You must follow me carefully. I shall have to controvert one or two ideas that are almost universally accepted. The geometry, for instance, they taught you at school is founded on a misconception.
Is not that rather a large thing to expect us to begin upon? said Filby, an argumentative person with red hair.
I do not mean to ask you to accept anything without reasonable ground for it. You will soon admit as much as I need from you. You know of course that a mathematical line, a line of thickness nil , has no real existence. They taught you that? Neither has a mathematical plane. These things are mere abstractions.
That is all right, said the Psychologist.
Nor, having only length, breadth, and thickness, can a cube have a real existence.
There I object, said Filby.

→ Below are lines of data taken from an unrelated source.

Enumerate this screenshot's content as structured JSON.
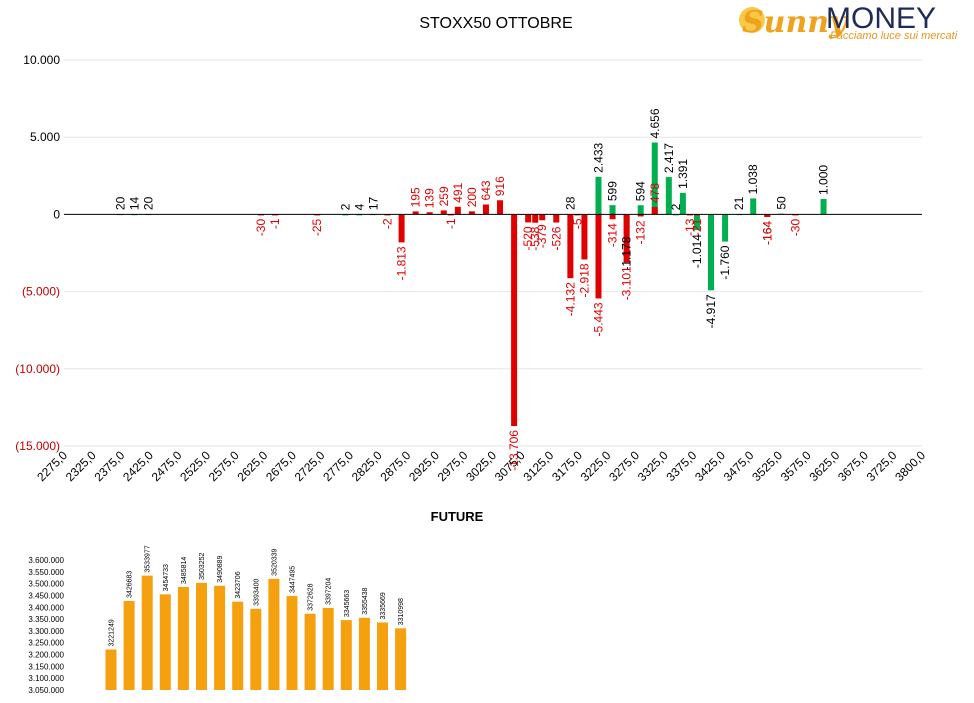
{
  "logo": {
    "brand_part1": "Sunny",
    "brand_part2": "MONEY",
    "tagline": "Facciamo luce sui mercati",
    "colors": {
      "sunny": "#f0a21c",
      "money": "#1e2a5a",
      "tagline": "#e8961c"
    }
  },
  "colors": {
    "positive": "#00b050",
    "negative": "#e00000",
    "future": "#f5a00f",
    "axis": "#000000",
    "grid": "#e6e6e6"
  },
  "chart_data": [
    {
      "type": "bar",
      "title": "STOXX50 OTTOBRE",
      "xlabel": "",
      "ylabel": "",
      "ylim": [
        -15000,
        10000
      ],
      "y_ticks": [
        10000,
        5000,
        0,
        -5000,
        -10000,
        -15000
      ],
      "y_tick_labels": [
        "10.000",
        "5.000",
        "0",
        "(5.000)",
        "(10.000)",
        "(15.000)"
      ],
      "x_tick_labels": [
        "2275,0",
        "2325,0",
        "2375,0",
        "2425,0",
        "2475,0",
        "2525,0",
        "2575,0",
        "2625,0",
        "2675,0",
        "2725,0",
        "2775,0",
        "2825,0",
        "2875,0",
        "2925,0",
        "2975,0",
        "3025,0",
        "3075,0",
        "3125,0",
        "3175,0",
        "3225,0",
        "3275,0",
        "3325,0",
        "3375,0",
        "3425,0",
        "3475,0",
        "3525,0",
        "3575,0",
        "3625,0",
        "3675,0",
        "3725,0",
        "3800,0"
      ],
      "x_range": [
        2275,
        3800
      ],
      "grid": true,
      "legend": "none",
      "series": [
        {
          "color": "positive",
          "points": [
            {
              "x": 2375,
              "y": 20,
              "label": "20"
            },
            {
              "x": 2400,
              "y": 14,
              "label": "14"
            },
            {
              "x": 2425,
              "y": 20,
              "label": "20"
            },
            {
              "x": 2775,
              "y": 2,
              "label": "2"
            },
            {
              "x": 2800,
              "y": 4,
              "label": "4"
            },
            {
              "x": 2825,
              "y": 17,
              "label": "17"
            },
            {
              "x": 3175,
              "y": 28,
              "label": "28"
            },
            {
              "x": 3225,
              "y": 2433,
              "label": "2.433"
            },
            {
              "x": 3250,
              "y": 599,
              "label": "599"
            },
            {
              "x": 3275,
              "y": -1178,
              "label": "-1.178"
            },
            {
              "x": 3300,
              "y": 594,
              "label": "594"
            },
            {
              "x": 3325,
              "y": 4656,
              "label": "4.656"
            },
            {
              "x": 3350,
              "y": 2417,
              "label": "2.417"
            },
            {
              "x": 3362.5,
              "y": 2,
              "label": "2"
            },
            {
              "x": 3375,
              "y": 1391,
              "label": "1.391"
            },
            {
              "x": 3400,
              "y": -1014,
              "label": "-1.014"
            },
            {
              "x": 3425,
              "y": -4917,
              "label": "-4.917"
            },
            {
              "x": 3450,
              "y": -1760,
              "label": "-1.760"
            },
            {
              "x": 3475,
              "y": 21,
              "label": "21"
            },
            {
              "x": 3500,
              "y": 1038,
              "label": "1.038"
            },
            {
              "x": 3525,
              "y": -164,
              "label": "-164"
            },
            {
              "x": 3550,
              "y": 50,
              "label": "50"
            },
            {
              "x": 3625,
              "y": 1000,
              "label": "1.000"
            }
          ]
        },
        {
          "color": "negative",
          "points": [
            {
              "x": 2625,
              "y": -30,
              "label": "-30"
            },
            {
              "x": 2650,
              "y": -1,
              "label": "-1"
            },
            {
              "x": 2725,
              "y": -25,
              "label": "-25"
            },
            {
              "x": 2850,
              "y": -2,
              "label": "-2"
            },
            {
              "x": 2875,
              "y": -1813,
              "label": "-1.813"
            },
            {
              "x": 2900,
              "y": 195,
              "label": "195"
            },
            {
              "x": 2925,
              "y": 139,
              "label": "139"
            },
            {
              "x": 2950,
              "y": 259,
              "label": "259"
            },
            {
              "x": 2962.5,
              "y": -1,
              "label": "-1"
            },
            {
              "x": 2975,
              "y": 491,
              "label": "491"
            },
            {
              "x": 3000,
              "y": 200,
              "label": "200"
            },
            {
              "x": 3025,
              "y": 643,
              "label": "643"
            },
            {
              "x": 3050,
              "y": 916,
              "label": "916"
            },
            {
              "x": 3075,
              "y": -13706,
              "label": "-13.706"
            },
            {
              "x": 3100,
              "y": -520,
              "label": "-520"
            },
            {
              "x": 3112.5,
              "y": -538,
              "label": "-538"
            },
            {
              "x": 3125,
              "y": -379,
              "label": "-379"
            },
            {
              "x": 3150,
              "y": -526,
              "label": "-526"
            },
            {
              "x": 3175,
              "y": -4132,
              "label": "-4.132"
            },
            {
              "x": 3187.5,
              "y": -5,
              "label": "-5"
            },
            {
              "x": 3200,
              "y": -2918,
              "label": "-2.918"
            },
            {
              "x": 3225,
              "y": -5443,
              "label": "-5.443"
            },
            {
              "x": 3250,
              "y": -314,
              "label": "-314"
            },
            {
              "x": 3275,
              "y": -3101,
              "label": "-3.101"
            },
            {
              "x": 3300,
              "y": -132,
              "label": "-132"
            },
            {
              "x": 3325,
              "y": 478,
              "label": "478"
            },
            {
              "x": 3387.5,
              "y": -13,
              "label": "-13"
            },
            {
              "x": 3400,
              "y": -21,
              "label": "-21"
            },
            {
              "x": 3525,
              "y": -164,
              "label": "-164"
            },
            {
              "x": 3575,
              "y": -30,
              "label": "-30"
            }
          ]
        }
      ]
    },
    {
      "type": "bar",
      "title": "FUTURE",
      "xlabel": "",
      "ylabel": "",
      "ylim": [
        3050000,
        3600000
      ],
      "y_tick_labels": [
        "3.600.000",
        "3.550.000",
        "3.500.000",
        "3.450.000",
        "3.400.000",
        "3.350.000",
        "3.300.000",
        "3.250.000",
        "3.200.000",
        "3.150.000",
        "3.100.000",
        "3.050.000"
      ],
      "values": [
        3221249,
        3426683,
        3533977,
        3454733,
        3485814,
        3503252,
        3490889,
        3423706,
        3393400,
        3520339,
        3447495,
        3372628,
        3397204,
        3345663,
        3355438,
        3335669,
        3310998
      ],
      "value_labels": [
        "3221249",
        "3426683",
        "3533977",
        "3454733",
        "3485814",
        "3503252",
        "3490889",
        "3423706",
        "3393400",
        "3520339",
        "3447495",
        "3372628",
        "3397204",
        "3345663",
        "3355438",
        "3335669",
        "3310998"
      ],
      "grid": false,
      "legend": "none"
    }
  ]
}
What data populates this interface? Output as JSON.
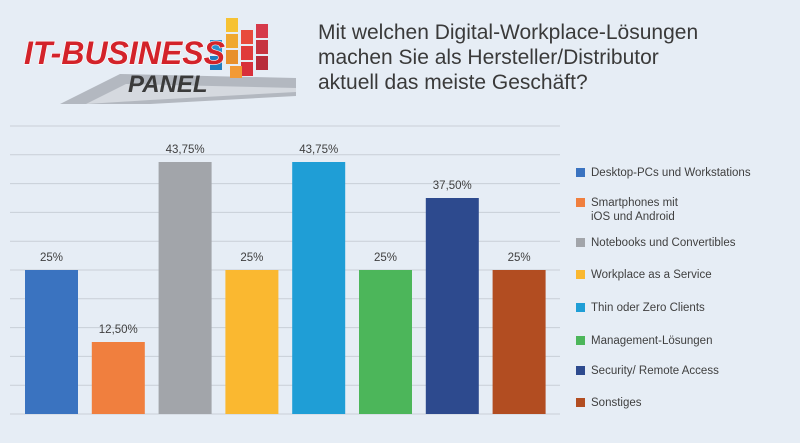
{
  "logo": {
    "line1": "IT-BUSINESS",
    "line2": "PANEL"
  },
  "title_lines": [
    "Mit welchen Digital-Workplace-Lösungen",
    "machen Sie als Hersteller/Distributor",
    "aktuell das meiste Geschäft?"
  ],
  "chart_data": {
    "type": "bar",
    "title": "Mit welchen Digital-Workplace-Lösungen machen Sie als Hersteller/Distributor aktuell das meiste Geschäft?",
    "categories": [
      "Desktop-PCs und Workstations",
      "Smartphones mit\niOS und Android",
      "Notebooks und Convertibles",
      "Workplace as a Service",
      "Thin oder Zero Clients",
      "Management-Lösungen",
      "Security/ Remote Access",
      "Sonstiges"
    ],
    "values": [
      25,
      12.5,
      43.75,
      25,
      43.75,
      25,
      37.5,
      25
    ],
    "value_labels": [
      "25%",
      "12,50%",
      "43,75%",
      "25%",
      "43,75%",
      "25%",
      "37,50%",
      "25%"
    ],
    "colors": [
      "#3a73c0",
      "#f07f3e",
      "#a2a5aa",
      "#fab830",
      "#1f9ed6",
      "#4cb65a",
      "#2d4a8e",
      "#b24d21"
    ],
    "ylim": [
      0,
      50
    ],
    "grid": true,
    "legend_position": "right"
  }
}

Of course a solid body may exist. All real things
So most people think. But wait a moment. Can an instantaneous cube exist?
Dont follow you, said Filby.
Can a cube that does not last for any time at all, have a real existence?
Filby became pensive. Clearly, the Time Traveller proceeded, any real body must have extension in four directions: it must have Length, Breadth, Thickness, and Duration. But through a natural infirmity of the flesh, which I will explain to you in a moment, we incline to overlook this fact. There are really four dimensions, three which we call the three planes of Space, and a fourth, Time. There is, however, a tendency to draw an unreal distinction between the former three dimensions and the latter, because it happens that our consciousness moves intermittently in one direction along the latter from the beginning to the end of our lives.